In May 2013, it was reported that Heriot-Watt University had been asked by Midlothian Council to carry out a feasibility study on a 10 mi rail link connecting Penicuik with the Borders Railway. At least 6 mi of the new line would follow the Edinburgh, Loanhead and Roslin Railway, the alignment of which is generally intact between Millerhill and Straiton. The Scottish Borders Council had previously considered the line for reopening in 2000 when it unsuccessfully applied for £1.4 million from the Scottish Public Transport Fund to develop proposals for the line.

In January 2018, John Lamont, Member of Parliament for Berwickshire, Roxburgh and Selkirk, called for the extension of the Borders Railway to the next phase of HS2.

===Feasibility study===
In June 2015, the Scottish Infrastructure Minister Keith Brown confirmed that talks were underway on the commissioning of a feasibility study for an extension to Hawick and Carlisle. Fergus Ewing, Tourism Minister, stated in July 2015 that he would not rule out a further extension, describing the line as "one of the most exciting and most effective events and transport services that there has ever been for tourism".

In September 2016, the Minister for Transport and the Islands, Humza Yousaf, announced that Transport Scotland would report by the end of 2017 on the case for extending the Borders Railway as part of a strategic transport projects review. One of the options to be considered will be routing the line to Carlisle via Langholm instead of following the original course of the Waverley Route through . A report, Borders Transport Corridors - Pre-Appraisal Executive Summary, was published by Transport Scotland on 5 March 2019. This contained a series of transport options for the Borders region, including the extension of the Borders Railway from Tweedbank to Hawick and Carlisle and reconnecting Berwick-upon-Tweed to the route. In April 2019, the UK Government gave its backing to full feasibility study into an extension of the line to Carlisle.
In June 2019, it was announced as part of a Borderlands Growth Deal that £10 million had been allocated towards a study into the viability of a Borders Railway extension to Carlisle. The feasibility study was subsequently reannounced in February 2025, with Turner & Townsend being appointed in May as project managers for the study.

On 30 May 2017, the Campaign for Borders Rail published its Summary Case for a New Cross-Border Rail Link which was distributed to Parliamentary candidates before the General Election. It estimated the costs of rebuilding the line to Carlisle at £644 million at 2012 prices and added that 96% of the trackbed remained unobstructed.

==Electrification==
In June 2019, the Scottish Government confirmed it was considering electrifying the railway.

Transport Scotland has put decarbonisation and electrification, possibly partial, high on its agenda and some planning and application work started on Borders electrification in 2022. The power supply capacity is highly used at the north end of the line though grid feeders are being upgraded. To allow for this and ensure enough future capacity, a grid feeder is being installed at Tweedbank.

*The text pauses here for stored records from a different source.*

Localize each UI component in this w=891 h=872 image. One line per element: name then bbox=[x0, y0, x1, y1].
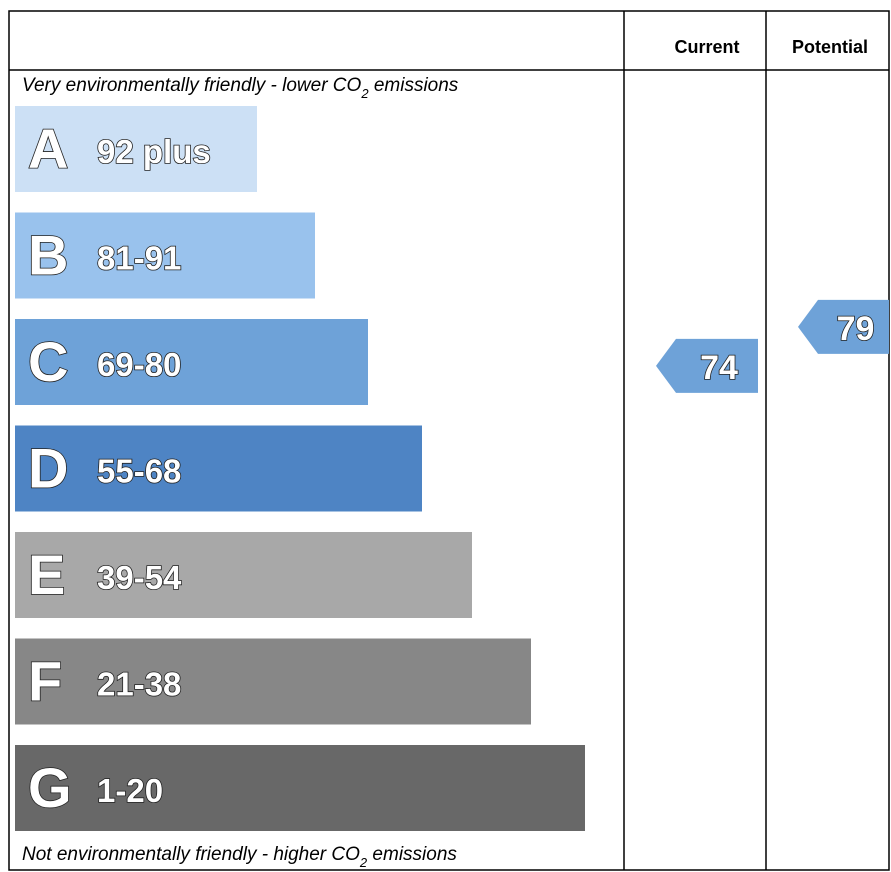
potential-rating-arrow bbox=[798, 299, 889, 354]
current-rating-marker: 74 bbox=[656, 338, 758, 393]
band-g-letter: G bbox=[28, 756, 72, 819]
band-g-bar bbox=[15, 745, 585, 831]
band-c-bar bbox=[15, 319, 368, 405]
potential-rating-marker: 79 bbox=[798, 299, 889, 354]
bottom-caption-before: Not environmentally friendly - higher CO bbox=[22, 844, 360, 865]
top-caption-after: emissions bbox=[369, 75, 459, 96]
band-e-range: 39-54 bbox=[97, 559, 182, 596]
bottom-caption: Not environmentally friendly - higher CO… bbox=[22, 844, 457, 870]
band-f-bar bbox=[15, 638, 531, 725]
band-c: C 69-80 bbox=[15, 319, 368, 405]
band-d-letter: D bbox=[28, 437, 68, 500]
band-e-letter: E bbox=[28, 543, 65, 606]
bottom-caption-after: emissions bbox=[367, 844, 457, 865]
band-c-letter: C bbox=[28, 330, 68, 393]
band-a-bar bbox=[15, 106, 257, 192]
current-rating-value: 74 bbox=[700, 349, 738, 387]
current-rating-arrow bbox=[656, 338, 758, 393]
band-f-range: 21-38 bbox=[97, 666, 181, 703]
header-potential: Potential bbox=[792, 37, 868, 57]
band-b-letter: B bbox=[28, 224, 68, 287]
band-a: A 92 plus bbox=[15, 106, 257, 192]
band-e-bar bbox=[15, 532, 472, 618]
top-caption-sub: 2 bbox=[360, 86, 369, 101]
band-b-range: 81-91 bbox=[97, 240, 181, 277]
chart-frame bbox=[8, 10, 890, 871]
rating-bands: A 92 plus B 81-91 C 69-80 D 55-68 E 39-54 F 21-38 G 1… bbox=[15, 106, 585, 831]
rating-markers: 74 79 bbox=[656, 299, 889, 393]
band-a-letter: A bbox=[28, 117, 68, 180]
band-e: E 39-54 bbox=[15, 532, 472, 618]
top-caption-before: Very environmentally friendly - lower CO bbox=[22, 75, 362, 96]
header-current: Current bbox=[674, 37, 739, 57]
band-d-range: 55-68 bbox=[97, 453, 181, 490]
band-f-letter: F bbox=[28, 650, 62, 713]
band-g-range: 1-20 bbox=[97, 772, 163, 809]
bottom-caption-sub: 2 bbox=[359, 855, 368, 870]
top-caption: Very environmentally friendly - lower CO… bbox=[22, 75, 459, 101]
band-c-range: 69-80 bbox=[97, 346, 181, 383]
band-d: D 55-68 bbox=[15, 425, 422, 512]
band-b: B 81-91 bbox=[15, 212, 315, 299]
band-b-bar bbox=[15, 212, 315, 299]
band-f: F 21-38 bbox=[15, 638, 531, 725]
potential-rating-value: 79 bbox=[837, 310, 875, 348]
band-d-bar bbox=[15, 425, 422, 512]
band-a-range: 92 plus bbox=[97, 133, 211, 170]
band-g: G 1-20 bbox=[15, 745, 585, 831]
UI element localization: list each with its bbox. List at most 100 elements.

In September 2025, Transport Secretary Fiona Hyslop announced that the plans to electrify the Borders Railway would go ahead, along with further electrification in Fife. ScotRail is to procure new battery electric trains to run on the line, replacing the existing stock. Sections at either end of the line will be electrified, with trains running on batteries between Glenesk Viaduct and Bowshank Tunnel. Electrification work started in February 2026. The construction works are estimated to be completed by 2029, with the new trains running by 2031.